Delle varie stagioni ci piace al più provare a cogliere qualche tendenza, qualche ricorrenza che non è mai perfettamente coerente - è impossibile - ma disegna una strada più battuta di altre. Ecco, in quest' ottica la 2021-22 ci è sembrata una stagione nella quale l'umiltà ha prevalso sulla superbia.
Il modo in cui Ancelotti evita di prendersi troppo sul serio è sotto gli occhi di tutti: i risultati di una leggenda ottenuti con l'atteggiamento di un amico di famiglia. Pioli ha portato il Milan oltre le nuvole senza mai calare dall'alto il suo magistero, come un insegnante in gita scolastica (tanto a riprendere i reprobi ci pensava Ibra). Lo stesso Mourinho, che dell'umiltà - ehm - ha sempre avuto un concetto molto Special, ha puntato fin dall'inizio la coppa ultima nata, quella meno importante, per farne la base del riuscitissimo rilancio popolare della Roma.
Il girone dei superbi è dominato dal Paris St. Germain, il cui progetto stellare è naufragato agli ottavi di Champions tra i fischi della tifoseria: persino un totem come Messi ne esce con l'immagine acciaccata.
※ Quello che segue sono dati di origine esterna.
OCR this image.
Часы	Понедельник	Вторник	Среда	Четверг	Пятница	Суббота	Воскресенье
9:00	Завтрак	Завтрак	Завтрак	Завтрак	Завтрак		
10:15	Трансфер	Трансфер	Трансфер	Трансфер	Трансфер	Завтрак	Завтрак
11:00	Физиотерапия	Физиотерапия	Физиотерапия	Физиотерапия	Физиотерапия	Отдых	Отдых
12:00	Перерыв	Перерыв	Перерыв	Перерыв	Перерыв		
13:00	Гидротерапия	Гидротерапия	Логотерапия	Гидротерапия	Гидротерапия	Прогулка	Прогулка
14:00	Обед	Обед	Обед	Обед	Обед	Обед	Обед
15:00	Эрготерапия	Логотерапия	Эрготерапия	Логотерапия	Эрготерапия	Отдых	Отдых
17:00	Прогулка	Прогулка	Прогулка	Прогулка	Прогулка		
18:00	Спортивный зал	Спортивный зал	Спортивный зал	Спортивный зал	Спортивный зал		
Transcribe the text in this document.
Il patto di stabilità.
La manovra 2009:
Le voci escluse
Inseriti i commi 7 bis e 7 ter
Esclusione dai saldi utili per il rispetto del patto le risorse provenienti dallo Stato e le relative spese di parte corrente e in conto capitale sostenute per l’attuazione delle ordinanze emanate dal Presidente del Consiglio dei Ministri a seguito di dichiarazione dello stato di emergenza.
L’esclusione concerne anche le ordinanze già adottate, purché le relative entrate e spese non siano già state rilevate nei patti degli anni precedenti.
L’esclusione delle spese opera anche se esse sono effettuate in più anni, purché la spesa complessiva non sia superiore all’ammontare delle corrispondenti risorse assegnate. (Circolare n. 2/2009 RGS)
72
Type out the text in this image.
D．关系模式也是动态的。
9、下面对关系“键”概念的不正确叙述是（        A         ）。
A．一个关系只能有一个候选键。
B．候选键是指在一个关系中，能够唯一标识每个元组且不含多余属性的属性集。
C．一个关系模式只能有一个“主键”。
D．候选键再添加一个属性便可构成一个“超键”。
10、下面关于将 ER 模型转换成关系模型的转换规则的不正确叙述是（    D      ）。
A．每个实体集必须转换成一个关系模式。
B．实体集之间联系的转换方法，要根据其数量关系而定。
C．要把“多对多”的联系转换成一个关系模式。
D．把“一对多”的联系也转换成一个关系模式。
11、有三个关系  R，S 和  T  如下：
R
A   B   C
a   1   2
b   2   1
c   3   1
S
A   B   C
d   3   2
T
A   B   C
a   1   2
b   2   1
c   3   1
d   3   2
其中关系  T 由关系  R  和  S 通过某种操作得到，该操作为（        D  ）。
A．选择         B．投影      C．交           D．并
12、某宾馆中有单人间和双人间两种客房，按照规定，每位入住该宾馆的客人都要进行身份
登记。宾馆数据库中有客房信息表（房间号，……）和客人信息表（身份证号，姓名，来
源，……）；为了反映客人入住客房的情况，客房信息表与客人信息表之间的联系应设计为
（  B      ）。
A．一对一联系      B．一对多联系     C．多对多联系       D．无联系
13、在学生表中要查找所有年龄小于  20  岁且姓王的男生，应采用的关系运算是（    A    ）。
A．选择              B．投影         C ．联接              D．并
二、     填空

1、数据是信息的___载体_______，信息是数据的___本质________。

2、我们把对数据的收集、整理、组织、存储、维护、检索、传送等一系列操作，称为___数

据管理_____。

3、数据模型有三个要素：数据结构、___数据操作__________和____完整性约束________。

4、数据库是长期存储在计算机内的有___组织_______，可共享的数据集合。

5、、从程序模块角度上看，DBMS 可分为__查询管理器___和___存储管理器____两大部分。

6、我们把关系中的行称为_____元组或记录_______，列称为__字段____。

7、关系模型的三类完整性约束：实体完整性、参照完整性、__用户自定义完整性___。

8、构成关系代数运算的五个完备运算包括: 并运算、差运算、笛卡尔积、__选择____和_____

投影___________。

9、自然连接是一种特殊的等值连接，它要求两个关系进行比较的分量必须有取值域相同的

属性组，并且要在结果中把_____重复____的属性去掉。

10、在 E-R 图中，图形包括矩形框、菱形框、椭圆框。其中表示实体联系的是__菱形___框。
Ha avuto tratti di superbia Guardiola, nella contesa con Simeone: Pep è talmente grande da aver comunque portato a casa un'altra Premier, ma alcuni toni sono stati esagerati, ed è doveroso dirlo. È stato superbo Cristiano Ronaldo, che ha pensato di lasciare la Juve per migliorare il proprio destino, e l'ha invece peggiorato uscendo dal giro Champions. Ha perduto l'umiltà Max Allegri, disperso nell'ormai stantia polemica sul gioco che non conta niente della quale si è fatto paladino, mentre nel secondo anno di rebuilding della Juve ce ne sarà un gran bisogno.